Modern critical care began with the development of new technology, specifically the iron lung and negative pressure ventilation used during the 1952 polio epidemic. Dr. Bjørn Ibsen described the provision of this respiratory care in the Proceedings of the Royal Society of Medicine. Mechanical ventilators first became commercially available in the 1960s, followed by increasing use of automated monitoring of vital signs with alarms. Among the first modern critical care units opened in 1959 were those at the University of Southern California and the University of Pittsburgh, both staffed by specially trained critical care physicians.

Critical care is not an organ-based specialty but one that relies on the treatment provided in a specific area of the hospital: the intensive care unit. From its inception, critical care has relied on nurses who closely monitor vital signs for the sickest patients and provide continuous bedside interventions.

As the result of increasing pathophysiological and clinical research in the field, critical care has evolved significantly since Dr. Ibsen’s report, leading to the publication of several landmark trials that have changed the way we care for critically ill patients. For example, in 2001, the Early Goal-Directed Therapy trial by Dr. Emanuel Rivers and colleagues introduced a treatment protocol that became the mainstay of sepsis treatment for almost 15 years. Although this approach has since been challenged by several other studies (e.g., PROCESS, ARISE, and ProMISe), the Rivers trial remains part of any discussion about the history of sepsis management.

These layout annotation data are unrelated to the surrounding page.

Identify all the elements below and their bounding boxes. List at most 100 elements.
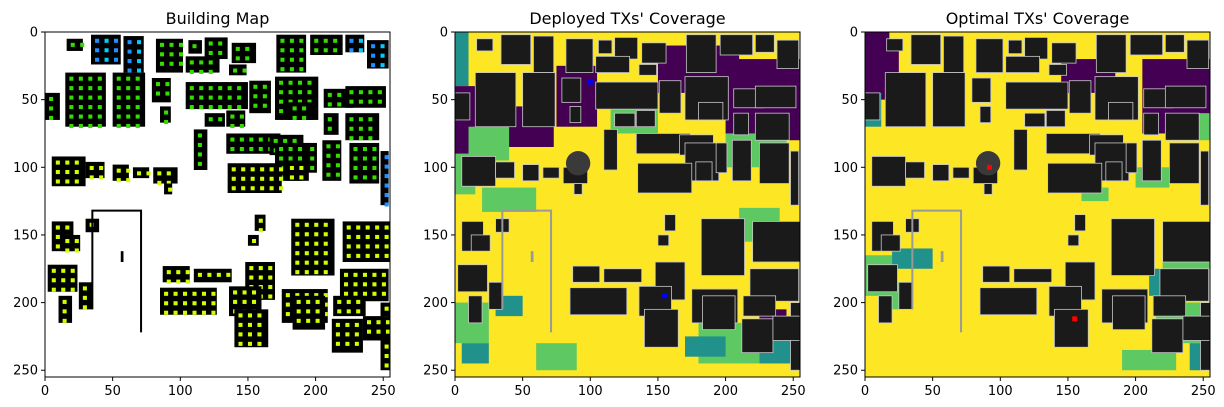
building	[754, 34, 775, 53]
x-tick-label: 250	[371, 384, 396, 399]
sensor-dot	[304, 222, 309, 227]
sensor-dot	[185, 279, 190, 284]
sensor-dot	[299, 175, 304, 180]
sensor-dot	[279, 109, 284, 114]
sensor-dot	[349, 126, 354, 131]
x-tick-label: 100	[168, 384, 193, 399]
sensor-dot	[314, 241, 319, 246]
sensor-dot	[82, 305, 87, 310]
sensor-dot	[273, 138, 278, 143]
sensor-dot	[247, 341, 252, 346]
sensor-dot	[384, 344, 389, 349]
building	[754, 112, 790, 141]
sensor-dot	[208, 60, 213, 65]
sensor-dot	[116, 124, 121, 129]
sensor-dot	[269, 176, 274, 181]
sensor-dot	[218, 105, 223, 110]
sensor-dot	[295, 293, 300, 298]
sensor-dot	[95, 38, 100, 43]
sensor-dot	[114, 57, 119, 62]
sensor-dot	[279, 156, 284, 161]
sensor-dot	[69, 124, 74, 129]
building	[871, 156, 906, 187]
sensor-dot	[166, 180, 171, 185]
transmitter-marker	[1072, 316, 1078, 322]
sensor-dot	[292, 106, 297, 111]
sensor-dot	[384, 174, 389, 179]
sensor-dot	[135, 76, 140, 81]
sensor-dot	[126, 124, 131, 129]
building	[603, 268, 643, 283]
sensor-dot	[230, 114, 235, 119]
sensor-dot	[211, 291, 216, 296]
sensor-dot	[235, 46, 240, 51]
sensor-dot	[237, 95, 242, 100]
sensor-dot	[192, 44, 197, 49]
sensor-dot	[335, 144, 340, 149]
sensor-dot	[197, 161, 202, 166]
sensor-dot	[127, 68, 132, 73]
building	[657, 234, 670, 247]
sensor-dot	[280, 57, 285, 62]
building	[226, 133, 281, 154]
sensor-dot	[323, 260, 328, 265]
sensor-dot	[208, 105, 213, 110]
sensor-dot	[157, 171, 162, 176]
sensor-dot	[368, 117, 373, 122]
sensor-dot	[97, 95, 102, 100]
sensor-dot	[260, 176, 265, 181]
sensor-dot	[239, 137, 244, 142]
sensor-dot	[385, 329, 390, 334]
building	[1054, 308, 1089, 348]
sensor-dot	[165, 91, 170, 96]
sensor-dot	[384, 202, 389, 207]
sensor-dot	[323, 302, 328, 307]
building	[367, 40, 389, 69]
sensor-dot	[372, 165, 377, 170]
sensor-dot	[299, 165, 304, 170]
sensor-dot	[230, 137, 235, 142]
sensor-dot	[49, 106, 54, 111]
sensor-dot	[356, 299, 361, 304]
building	[664, 214, 676, 232]
sensor-dot	[358, 38, 363, 43]
sensor-dot	[78, 76, 83, 81]
sensor-dot	[208, 117, 213, 122]
sensor-dot	[208, 50, 213, 55]
sensor-dot	[166, 279, 171, 284]
sensor-dot	[155, 82, 160, 87]
sensor-dot	[307, 99, 312, 104]
building	[644, 308, 679, 348]
sensor-dot	[176, 270, 181, 275]
building	[595, 55, 630, 73]
sensor-dot	[376, 320, 381, 325]
sensor-dot	[197, 152, 202, 157]
sensor-dot	[165, 82, 170, 87]
sensor-dot	[211, 310, 216, 315]
sensor-dot	[304, 293, 309, 298]
sensor-dot	[211, 301, 216, 306]
sensor-dot	[230, 147, 235, 152]
sensor-dot	[239, 147, 244, 152]
sensor-dot	[353, 282, 358, 287]
sensor-dot	[137, 40, 142, 45]
building	[468, 295, 483, 324]
plaza-outline	[91, 209, 143, 333]
sensor-dot	[288, 147, 293, 152]
building	[1013, 129, 1028, 171]
sensor-dot	[326, 153, 331, 158]
x-tick-label: 50	[104, 384, 121, 399]
sensor-dot	[354, 332, 359, 337]
sensor-dot	[365, 234, 370, 239]
sensor-dot	[335, 322, 340, 327]
sensor-dot	[169, 61, 174, 66]
sensor-dot	[306, 309, 311, 314]
building	[719, 34, 754, 56]
sensor-dot	[372, 272, 377, 277]
sensor-dot	[116, 86, 121, 91]
sensor-dot	[298, 90, 303, 95]
sensor-dot	[55, 244, 60, 249]
sensor-dot	[371, 53, 376, 58]
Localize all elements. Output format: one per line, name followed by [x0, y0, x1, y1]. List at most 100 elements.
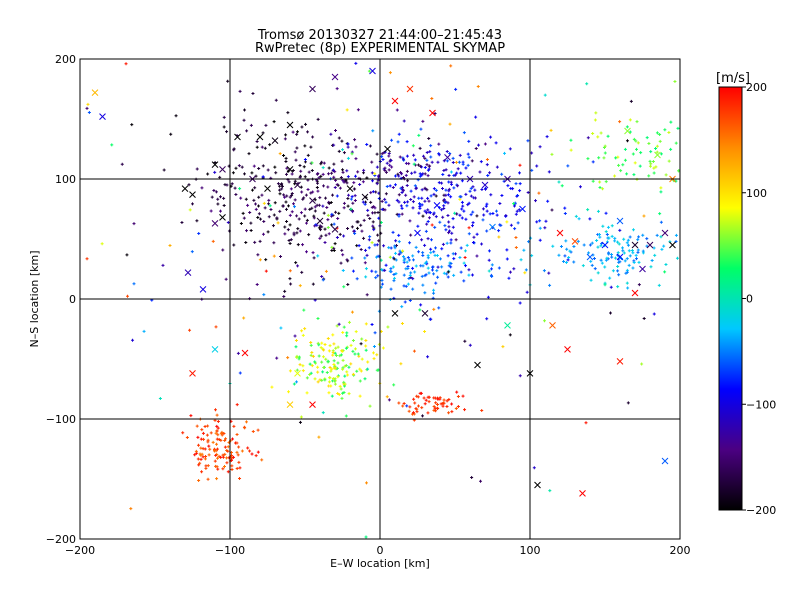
data-point	[468, 189, 472, 193]
data-point	[563, 206, 567, 210]
data-point	[321, 355, 325, 359]
data-point	[373, 331, 377, 335]
data-point	[388, 163, 392, 167]
data-point	[246, 203, 250, 207]
data-point	[627, 263, 631, 267]
data-point	[312, 256, 316, 260]
data-point	[610, 234, 614, 238]
data-point	[222, 432, 226, 436]
data-point	[332, 366, 336, 370]
data-point	[415, 394, 419, 398]
y-tick-label: −200	[46, 533, 76, 546]
data-point	[376, 254, 380, 258]
chart-title-line2: RwPretec (8p) EXPERIMENTAL SKYMAP	[255, 41, 505, 56]
data-point	[421, 264, 425, 268]
data-point	[373, 172, 377, 176]
data-point	[364, 275, 368, 279]
data-point	[634, 253, 638, 257]
data-point	[425, 150, 429, 154]
data-point	[460, 179, 464, 183]
data-point	[367, 238, 371, 242]
data-point	[421, 414, 425, 418]
data-point	[674, 141, 678, 145]
data-point	[513, 227, 517, 231]
data-point	[412, 162, 416, 166]
data-point	[394, 258, 398, 262]
colorbar-tick-label: 0	[746, 293, 753, 306]
data-point	[376, 211, 380, 215]
data-point	[514, 182, 518, 186]
data-point	[609, 311, 613, 315]
data-point	[491, 212, 495, 216]
data-point	[574, 214, 578, 218]
data-point	[489, 193, 493, 197]
data-point	[303, 157, 307, 161]
data-point	[441, 187, 445, 191]
data-point	[409, 189, 413, 193]
data-point	[545, 135, 549, 139]
data-point	[346, 196, 350, 200]
data-point	[307, 170, 311, 174]
data-point	[331, 351, 335, 355]
data-point	[188, 208, 192, 212]
data-point	[629, 99, 633, 103]
data-point	[476, 85, 480, 89]
data-point	[264, 123, 268, 127]
data-point	[434, 246, 438, 250]
data-point	[221, 248, 225, 252]
data-point	[632, 137, 636, 141]
colorbar-tick-label: −200	[746, 504, 776, 517]
data-point	[621, 246, 625, 250]
data-point	[243, 108, 247, 112]
data-point	[515, 209, 519, 213]
data-point	[250, 171, 254, 175]
data-point	[454, 406, 458, 410]
data-point	[226, 220, 230, 224]
data-point	[390, 138, 394, 142]
data-point	[485, 229, 489, 233]
data-point	[437, 142, 441, 146]
data-point	[625, 257, 629, 261]
data-point	[320, 378, 324, 382]
data-point	[626, 286, 630, 290]
data-point	[295, 146, 299, 150]
data-point	[458, 197, 462, 201]
data-point	[222, 115, 226, 119]
data-point	[288, 241, 292, 245]
data-point	[249, 221, 253, 225]
data-point	[376, 274, 380, 278]
data-point	[603, 265, 607, 269]
data-point	[237, 460, 241, 464]
data-point	[618, 228, 622, 232]
data-point	[326, 336, 330, 340]
data-point	[458, 195, 462, 199]
data-point	[559, 245, 563, 249]
data-point	[313, 377, 317, 381]
data-point	[442, 198, 446, 202]
data-point	[416, 404, 420, 408]
data-point	[215, 477, 219, 481]
data-point	[316, 341, 320, 345]
data-point	[514, 212, 518, 216]
data-point-x	[639, 265, 646, 273]
data-point	[330, 171, 334, 175]
data-point	[393, 183, 397, 187]
data-point	[463, 255, 467, 259]
data-point	[346, 175, 350, 179]
data-point	[338, 232, 342, 236]
data-point	[497, 235, 501, 239]
data-point	[564, 239, 568, 243]
data-point	[330, 223, 334, 227]
data-point-x	[331, 73, 339, 81]
data-point	[370, 179, 374, 183]
data-point	[362, 168, 366, 172]
data-point	[272, 241, 276, 245]
data-point	[364, 267, 368, 271]
data-point	[341, 367, 345, 371]
data-point	[322, 184, 326, 188]
data-point	[383, 268, 387, 272]
data-point	[215, 413, 219, 417]
data-point	[662, 244, 666, 248]
data-point	[380, 268, 384, 272]
data-point	[282, 295, 286, 299]
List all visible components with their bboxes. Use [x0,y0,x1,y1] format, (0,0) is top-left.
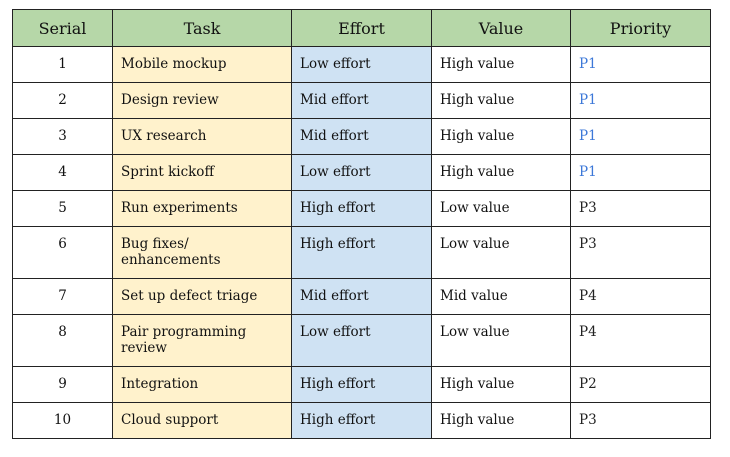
value-cell: Low value [431,226,571,279]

Advances have also occurred in management of respiratory failure and mechanical ventilation; the ARDSNet trial, published in 2000, concluded that lower tidal volumes lead to improved outcomes, and the results significantly changed the way we manage acute lung injury and acute respiratory distress syndrome (ARDS). Likewise, the ABC study on spontaneous awakening and breathing changed the practice of ventilator weaning. These studies continue to shape critical care practice today.